COLUMBUS – Ohio State linebackers coach Bill Davis doesn’t expect to have a depth problem this season.
Behind starters Jerome Baker, Chris Worley and Dante Booker, the Buckeyes have only one other scholarship linebacker – Malik Harrison – who has played enough at Ohio State to earn a varsity letter.
Davis is confident, though, that he will have plenty of other linebackers ready to play if called upon.

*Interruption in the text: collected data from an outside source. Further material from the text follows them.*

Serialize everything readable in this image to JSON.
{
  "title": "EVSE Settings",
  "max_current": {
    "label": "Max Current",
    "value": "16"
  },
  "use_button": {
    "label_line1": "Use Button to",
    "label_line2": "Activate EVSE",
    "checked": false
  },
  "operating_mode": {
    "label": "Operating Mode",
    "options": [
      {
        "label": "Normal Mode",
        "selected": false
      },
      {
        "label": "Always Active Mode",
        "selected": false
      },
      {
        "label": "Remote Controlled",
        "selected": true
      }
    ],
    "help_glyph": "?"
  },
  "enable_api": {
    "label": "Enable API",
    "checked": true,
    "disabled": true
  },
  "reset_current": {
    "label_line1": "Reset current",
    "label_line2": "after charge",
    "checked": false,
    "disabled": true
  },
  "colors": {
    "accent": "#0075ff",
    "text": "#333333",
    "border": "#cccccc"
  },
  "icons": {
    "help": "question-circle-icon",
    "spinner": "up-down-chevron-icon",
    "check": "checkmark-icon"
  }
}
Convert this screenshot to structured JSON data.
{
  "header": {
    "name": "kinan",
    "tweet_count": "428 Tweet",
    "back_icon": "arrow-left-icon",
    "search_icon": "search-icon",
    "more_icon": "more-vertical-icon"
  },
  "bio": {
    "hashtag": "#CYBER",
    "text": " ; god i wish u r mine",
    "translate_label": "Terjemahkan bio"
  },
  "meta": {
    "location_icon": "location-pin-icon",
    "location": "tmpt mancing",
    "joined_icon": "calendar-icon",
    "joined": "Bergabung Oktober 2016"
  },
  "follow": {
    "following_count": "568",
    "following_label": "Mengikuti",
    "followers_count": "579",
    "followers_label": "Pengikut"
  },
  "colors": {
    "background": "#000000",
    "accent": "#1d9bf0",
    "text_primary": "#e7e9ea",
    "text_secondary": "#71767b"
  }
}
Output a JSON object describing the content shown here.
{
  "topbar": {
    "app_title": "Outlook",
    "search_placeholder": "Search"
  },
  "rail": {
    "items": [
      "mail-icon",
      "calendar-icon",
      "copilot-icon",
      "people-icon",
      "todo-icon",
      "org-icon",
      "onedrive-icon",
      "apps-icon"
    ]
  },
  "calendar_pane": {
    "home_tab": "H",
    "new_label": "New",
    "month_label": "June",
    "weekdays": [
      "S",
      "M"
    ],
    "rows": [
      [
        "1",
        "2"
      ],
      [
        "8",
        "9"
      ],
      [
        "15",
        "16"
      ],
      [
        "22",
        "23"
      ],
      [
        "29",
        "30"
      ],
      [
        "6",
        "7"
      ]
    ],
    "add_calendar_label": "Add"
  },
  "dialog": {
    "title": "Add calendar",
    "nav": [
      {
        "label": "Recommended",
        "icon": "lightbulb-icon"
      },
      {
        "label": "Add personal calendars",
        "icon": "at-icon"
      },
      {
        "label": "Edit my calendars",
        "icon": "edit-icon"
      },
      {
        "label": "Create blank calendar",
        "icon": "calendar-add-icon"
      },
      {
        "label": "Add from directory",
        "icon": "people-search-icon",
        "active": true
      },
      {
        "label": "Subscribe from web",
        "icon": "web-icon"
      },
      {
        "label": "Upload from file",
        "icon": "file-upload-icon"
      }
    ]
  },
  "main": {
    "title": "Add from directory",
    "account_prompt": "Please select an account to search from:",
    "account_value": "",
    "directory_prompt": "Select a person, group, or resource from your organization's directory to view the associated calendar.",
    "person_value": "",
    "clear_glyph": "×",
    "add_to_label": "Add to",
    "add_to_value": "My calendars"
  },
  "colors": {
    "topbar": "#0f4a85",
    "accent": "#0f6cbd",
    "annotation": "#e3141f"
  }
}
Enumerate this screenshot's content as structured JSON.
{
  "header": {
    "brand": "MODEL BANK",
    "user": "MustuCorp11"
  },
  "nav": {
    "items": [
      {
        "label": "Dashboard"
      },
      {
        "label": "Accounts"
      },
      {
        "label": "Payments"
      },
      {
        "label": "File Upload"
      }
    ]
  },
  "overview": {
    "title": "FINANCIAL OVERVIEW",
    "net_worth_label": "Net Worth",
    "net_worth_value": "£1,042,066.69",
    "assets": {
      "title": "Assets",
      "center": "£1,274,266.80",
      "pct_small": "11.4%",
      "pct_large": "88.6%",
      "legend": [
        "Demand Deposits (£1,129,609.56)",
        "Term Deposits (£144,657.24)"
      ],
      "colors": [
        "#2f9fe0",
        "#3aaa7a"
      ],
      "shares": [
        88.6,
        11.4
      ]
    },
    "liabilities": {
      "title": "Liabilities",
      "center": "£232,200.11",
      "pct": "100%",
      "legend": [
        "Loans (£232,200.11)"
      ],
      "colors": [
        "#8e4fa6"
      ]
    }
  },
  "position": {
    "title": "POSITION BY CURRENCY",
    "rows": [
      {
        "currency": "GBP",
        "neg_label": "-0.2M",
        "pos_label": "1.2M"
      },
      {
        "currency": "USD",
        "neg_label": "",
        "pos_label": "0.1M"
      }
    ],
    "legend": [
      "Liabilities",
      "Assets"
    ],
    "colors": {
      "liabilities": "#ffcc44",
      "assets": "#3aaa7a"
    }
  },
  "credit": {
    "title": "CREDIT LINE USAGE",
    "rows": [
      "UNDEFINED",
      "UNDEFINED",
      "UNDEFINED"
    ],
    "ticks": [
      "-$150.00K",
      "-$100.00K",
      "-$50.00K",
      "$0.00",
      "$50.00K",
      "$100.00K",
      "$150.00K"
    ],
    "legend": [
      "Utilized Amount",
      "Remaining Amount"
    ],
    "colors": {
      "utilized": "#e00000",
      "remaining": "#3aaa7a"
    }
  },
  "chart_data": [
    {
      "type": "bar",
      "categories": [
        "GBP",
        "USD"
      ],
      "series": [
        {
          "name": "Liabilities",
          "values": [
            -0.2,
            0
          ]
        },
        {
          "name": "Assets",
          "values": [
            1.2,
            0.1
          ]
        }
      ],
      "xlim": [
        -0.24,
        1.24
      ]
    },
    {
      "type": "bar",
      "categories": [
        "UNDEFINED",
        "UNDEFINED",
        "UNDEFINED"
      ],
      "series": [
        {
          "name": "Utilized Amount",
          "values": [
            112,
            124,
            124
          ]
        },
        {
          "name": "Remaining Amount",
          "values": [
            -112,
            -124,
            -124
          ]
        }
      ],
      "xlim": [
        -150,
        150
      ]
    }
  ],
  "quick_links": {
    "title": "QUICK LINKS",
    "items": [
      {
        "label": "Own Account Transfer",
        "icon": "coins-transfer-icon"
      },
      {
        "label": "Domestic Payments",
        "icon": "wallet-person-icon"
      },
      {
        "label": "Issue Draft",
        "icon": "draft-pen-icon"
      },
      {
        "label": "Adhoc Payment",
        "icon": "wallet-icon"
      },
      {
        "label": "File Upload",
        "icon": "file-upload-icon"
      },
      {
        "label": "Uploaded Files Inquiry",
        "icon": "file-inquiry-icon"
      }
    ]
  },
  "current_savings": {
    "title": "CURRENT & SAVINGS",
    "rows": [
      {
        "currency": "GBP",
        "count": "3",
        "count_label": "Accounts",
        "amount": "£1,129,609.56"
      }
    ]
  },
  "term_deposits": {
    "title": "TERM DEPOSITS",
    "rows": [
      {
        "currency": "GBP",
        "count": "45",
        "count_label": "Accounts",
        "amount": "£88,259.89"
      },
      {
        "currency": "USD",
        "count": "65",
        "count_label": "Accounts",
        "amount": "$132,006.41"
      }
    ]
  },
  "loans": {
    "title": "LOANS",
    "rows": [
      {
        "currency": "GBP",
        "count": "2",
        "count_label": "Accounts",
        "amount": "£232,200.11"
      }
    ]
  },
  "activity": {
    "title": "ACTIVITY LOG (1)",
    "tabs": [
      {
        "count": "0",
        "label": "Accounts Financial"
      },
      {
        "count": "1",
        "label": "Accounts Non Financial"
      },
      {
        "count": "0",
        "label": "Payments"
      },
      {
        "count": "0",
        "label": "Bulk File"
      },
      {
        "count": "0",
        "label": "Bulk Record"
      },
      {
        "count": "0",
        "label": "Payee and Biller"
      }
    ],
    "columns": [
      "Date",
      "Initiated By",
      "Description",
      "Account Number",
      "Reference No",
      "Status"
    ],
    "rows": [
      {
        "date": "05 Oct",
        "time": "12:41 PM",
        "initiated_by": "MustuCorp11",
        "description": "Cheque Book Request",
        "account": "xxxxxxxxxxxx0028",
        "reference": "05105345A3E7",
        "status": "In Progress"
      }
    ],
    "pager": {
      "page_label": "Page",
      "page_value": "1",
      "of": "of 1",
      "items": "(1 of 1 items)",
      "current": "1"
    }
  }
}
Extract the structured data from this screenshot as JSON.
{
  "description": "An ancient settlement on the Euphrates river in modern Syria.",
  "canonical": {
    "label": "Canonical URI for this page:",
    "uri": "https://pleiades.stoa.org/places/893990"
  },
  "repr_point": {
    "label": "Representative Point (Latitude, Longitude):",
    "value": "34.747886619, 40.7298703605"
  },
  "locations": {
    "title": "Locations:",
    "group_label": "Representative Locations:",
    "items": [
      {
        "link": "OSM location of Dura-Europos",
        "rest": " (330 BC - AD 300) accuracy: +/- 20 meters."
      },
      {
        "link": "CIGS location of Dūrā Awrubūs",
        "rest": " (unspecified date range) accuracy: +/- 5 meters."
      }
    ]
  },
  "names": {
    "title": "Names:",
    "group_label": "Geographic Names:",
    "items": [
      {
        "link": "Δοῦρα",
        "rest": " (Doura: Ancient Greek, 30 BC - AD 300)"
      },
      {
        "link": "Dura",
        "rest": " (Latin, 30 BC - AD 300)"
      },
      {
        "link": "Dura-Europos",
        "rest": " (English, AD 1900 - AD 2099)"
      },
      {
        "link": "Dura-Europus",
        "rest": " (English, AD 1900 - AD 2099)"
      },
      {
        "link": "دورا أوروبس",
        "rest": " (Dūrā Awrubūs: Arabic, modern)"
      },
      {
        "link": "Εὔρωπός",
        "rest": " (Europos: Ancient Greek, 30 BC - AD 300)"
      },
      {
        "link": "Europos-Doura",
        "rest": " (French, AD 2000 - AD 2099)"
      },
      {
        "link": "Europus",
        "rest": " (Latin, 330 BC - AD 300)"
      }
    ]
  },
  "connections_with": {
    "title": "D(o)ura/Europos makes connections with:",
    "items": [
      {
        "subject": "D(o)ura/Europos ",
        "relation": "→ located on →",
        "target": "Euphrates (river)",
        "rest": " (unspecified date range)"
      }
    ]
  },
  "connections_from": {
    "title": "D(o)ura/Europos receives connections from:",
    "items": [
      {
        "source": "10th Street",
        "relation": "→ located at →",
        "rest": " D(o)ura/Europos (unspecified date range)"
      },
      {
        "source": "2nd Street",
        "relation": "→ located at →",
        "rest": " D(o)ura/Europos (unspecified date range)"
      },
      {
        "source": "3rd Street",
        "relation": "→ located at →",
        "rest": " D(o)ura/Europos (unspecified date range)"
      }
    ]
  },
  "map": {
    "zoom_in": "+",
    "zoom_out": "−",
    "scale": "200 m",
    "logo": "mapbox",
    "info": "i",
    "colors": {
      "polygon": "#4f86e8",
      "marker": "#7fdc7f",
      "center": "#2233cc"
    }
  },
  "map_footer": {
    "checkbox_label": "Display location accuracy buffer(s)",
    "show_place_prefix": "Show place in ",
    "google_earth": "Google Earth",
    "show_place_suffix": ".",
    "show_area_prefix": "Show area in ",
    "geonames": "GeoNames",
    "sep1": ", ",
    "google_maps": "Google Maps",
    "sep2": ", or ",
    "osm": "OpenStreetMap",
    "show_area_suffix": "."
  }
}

"We’ve got a lot of solid backups," Davis said Thursday. "We believe we’re three-deep at every position."
In addition to Harrison, the Buckeyes have five other scholarship linebackers who are also candidates to see playing time this year: Justin Hilliard, Keandre Jones, Tuf Borland, Baron Browning and Pete Werner.
Davis feels good about what he has seen from all of them so far in fall camp.
"I think the group is moving in a direction together and we get better every day," Davis said. "There are six guys that you really can count on and there’s nine that you say you can go start with."
“We’ve got a lot of solid backups. We believe we’re three-deep at every position.”– Bill Davis
Buckeyes head coach Urban Meyer said in his most recent press conference that Harrison, who had 13 tackles in 11 games last season as a true freshman, will be the first linebacker off the bench this year.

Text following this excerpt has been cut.